Nicolau Sevcenko consegue descrever e analisar de maneira muito interessante esse “fenômeno” no livro Orfeu Extático na Metrópole, em que traça um panorama bastante interessante das diversas mudanças que se operavam no Brasil na década de 20; assim como no Literatura como Missão, do mesmo autor, que abrange um recorte temporal um pouco maior mas que consegue dar idéia desse processo em curso na época.
Quando alguém me diz que largou Macunaíma eu não me impressiono, consigo entender porque, eu mesmo larguei uma vez antes de levar a leitura a cabo, mas aos que largaram, espero que essa possa ser uma nova oportunidade de pegá-lo da estante ou da biblioteca novamente e dar mais uma chance, vocês vão ver que a luz da História as estórias adquirem um brilho todo especial.
bom artigo, lucas, só discordo em dois aspectos:
Não, não é fato. Eu, por exemplo, atualmente acho de fluidez tremenda, e divertidíssimo, portanto muito agradável. O que estragou minha primeira experiência com o livro foi o caráter de leitura obrigatória dele, e claro, minha própria imaturidade literária (que em partes era a causadora de birras com leituras obrigatórias, o que acredito não acontecer só comigo).
Não acredito que Macunaíma precise da luz da história para ganhar brilho especial, isso é tirar os méritos literários da obra, que são muitos, como as marcas de oralidade ou o modo como mario trabalha o espaço, por exemplo.

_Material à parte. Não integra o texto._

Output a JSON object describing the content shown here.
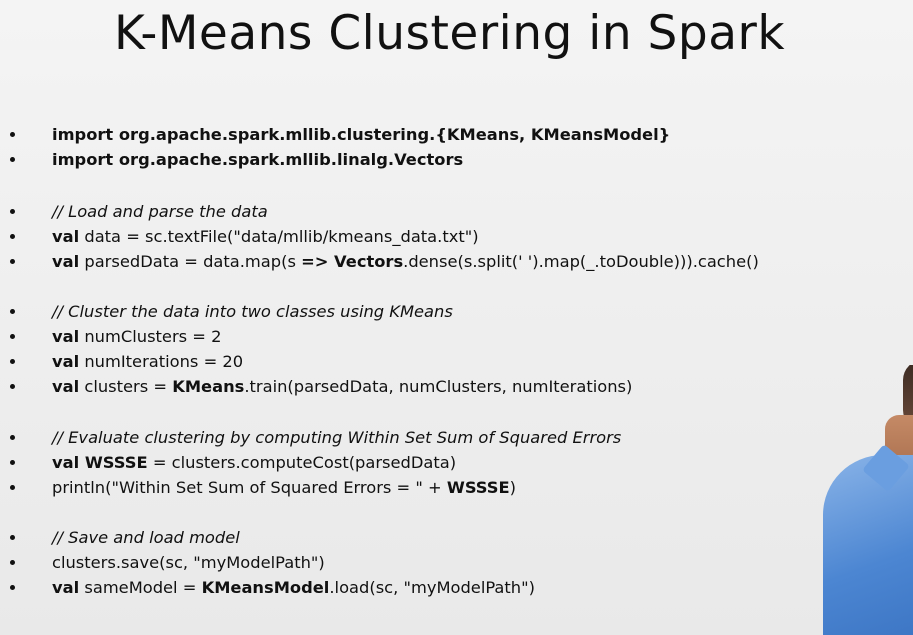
{
  "title": "K-Means Clustering in Spark",
  "lines": [
    {
      "t": "import org.apache.spark.mllib.clustering.{KMeans, KMeansModel}"
    },
    {
      "t": "import org.apache.spark.mllib.linalg.Vectors"
    },
    {
      "t": "// Load and parse the data"
    },
    {
      "kw": "val",
      "t": " data = sc.textFile(\"data/mllib/kmeans_data.txt\")"
    },
    {
      "kw": "val",
      "t1": " parsedData = data.map(s ",
      "b1": "=> Vectors",
      "t2": ".dense(s.split(' ').map(_.toDouble))).cache()"
    },
    {
      "t": "// Cluster the data into two classes using KMeans"
    },
    {
      "kw": "val",
      "t": " numClusters = 2"
    },
    {
      "kw": "val",
      "t": " numIterations = 20"
    },
    {
      "kw": "val",
      "t1": " clusters = ",
      "b1": "KMeans",
      "t2": ".train(parsedData, numClusters, numIterations)"
    },
    {
      "t": "// Evaluate clustering by computing Within Set Sum of Squared Errors"
    },
    {
      "kw": "val WSSSE",
      "t": " = clusters.computeCost(parsedData)"
    },
    {
      "t1": "println(\"Within Set Sum of Squared Errors = \" + ",
      "b1": "WSSSE",
      "t2": ")"
    },
    {
      "t": "// Save and load model"
    },
    {
      "t": "clusters.save(sc, \"myModelPath\")"
    },
    {
      "kw": "val",
      "t1": " sameModel = ",
      "b1": "KMeansModel",
      "t2": ".load(sc, \"myModelPath\")"
    }
  ]
}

Você tem razão quanto ao não ser fato que Macunaíma é desagradável, cai no lugar comum aí, my bad. Acho que entrei na pilha da pá de pessoas que largaram o livro. 😛
Reconhecer os méritos do livro a luz da História não é desmerecer seus méritos literários. É só ver como existem outras dimensões da literatura que são tão interessantes quanto os méritos literários e perceber como que, contrapondo História e Literatura (sem ficar hierarquizando uma e outra, como tantas vezes vejo gente fazendo e que me dá nos nervos) é possível transcender ainda mais o texto literário.

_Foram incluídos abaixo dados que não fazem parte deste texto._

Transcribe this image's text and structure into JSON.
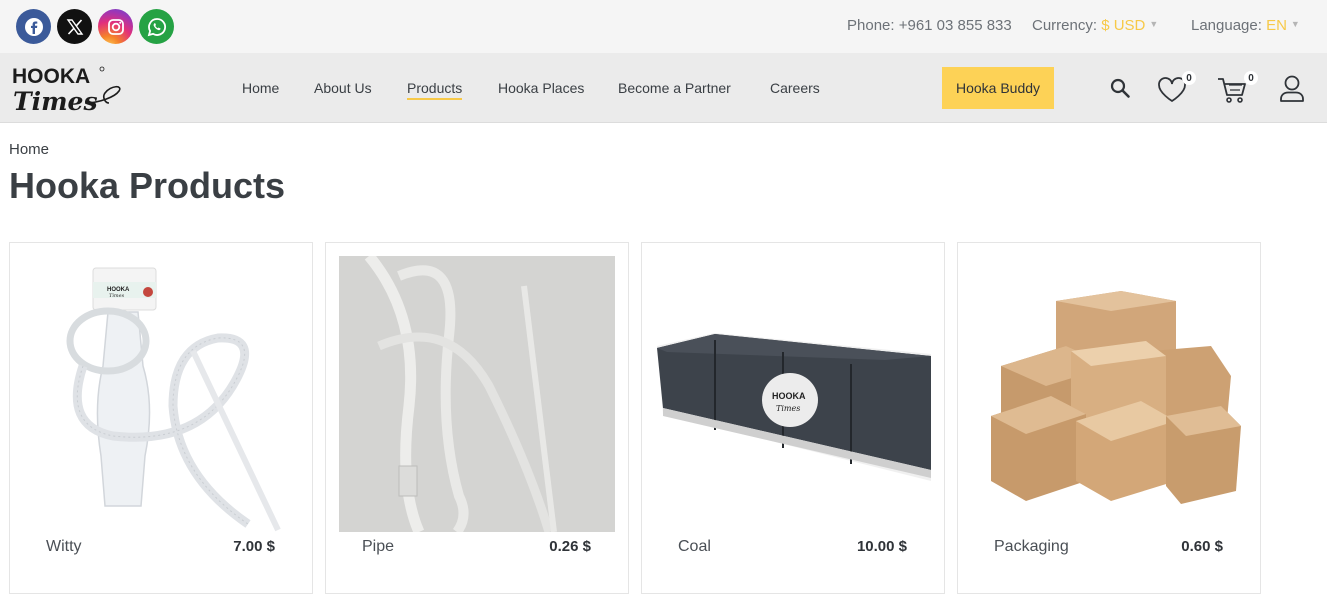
{
  "topbar": {
    "social": [
      "facebook-icon",
      "x-icon",
      "instagram-icon",
      "whatsapp-icon"
    ],
    "phone_label": "Phone:",
    "phone_value": "+961 03 855 833",
    "currency_label": "Currency:",
    "currency_value": "$ USD",
    "language_label": "Language:",
    "language_value": "EN",
    "accent_color": "#f7c948"
  },
  "logo": {
    "line1": "HOOKA",
    "line2": "Times"
  },
  "nav": {
    "items": [
      {
        "label": "Home"
      },
      {
        "label": "About Us"
      },
      {
        "label": "Products",
        "active": true
      },
      {
        "label": "Hooka Places"
      },
      {
        "label": "Become a Partner"
      },
      {
        "label": "Careers"
      }
    ],
    "cta_label": "Hooka Buddy",
    "wishlist_count": "0",
    "cart_count": "0"
  },
  "breadcrumb": "Home",
  "page_title": "Hooka Products",
  "products": [
    {
      "name": "Witty",
      "price": "7.00 $",
      "logo_line1": "HOOKA",
      "logo_line2": "Times"
    },
    {
      "name": "Pipe",
      "price": "0.26 $"
    },
    {
      "name": "Coal",
      "price": "10.00 $",
      "logo_line1": "HOOKA",
      "logo_line2": "Times"
    },
    {
      "name": "Packaging",
      "price": "0.60 $"
    }
  ]
}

Tem gente que vê essa historicização como se fosse algo que “suja” a obra, a meu ver isso é besteira, o que “suja a obra” são análises forçadas, mecânicas e que querem colocar um campo acima do outro.
Não acho que suja, acho que pode complementar e, concordo que pode tornar a experiência mais interessante. Mas pera lá, lucas. É um romance, é literatura. Como assim “sem ficar hierarquizando uma e outra”? É óbvio que a literatura é mais importante quando se fala da análise de um *romance*.
Quando disse hierarquizar quis dizer que tem que haver a distinção que reconheça as especificidades de cada campo. Por exemplo, trabalhos historiográficos tendem a lidar com a historicidade do livro de maneiro tão ou mais pujante do que com as especificidades propriamente literárias da obra. Isso não é um problema, visto que o escopo da discussão é um campo e não o outro. Não digo que a historiografia não reconheça um romance como literatura, mas trata o livro como fonte, como documento, como evidência a ser analisada, algo que tem que ser feito dentro da especificidade da fonte, ou seja, que lida teórica e metodologicamente com aquilo e que precisa que o historiador tenha “golpe de vista” e sensibilidade para não ser determinista ou relativista ou mecanicista.
O que acontece às vezes e que me irrita profundamente é que, ao não reconhecer as distinções entre um e outro, colocando-as a limpo e percebendo-as através das concepções em que uma e outra foram feitas, tende-se a querer dizer que a historiografia é melhor ou que a literatura é melhor. Dizer qual é melhor definitivamente não é a questão.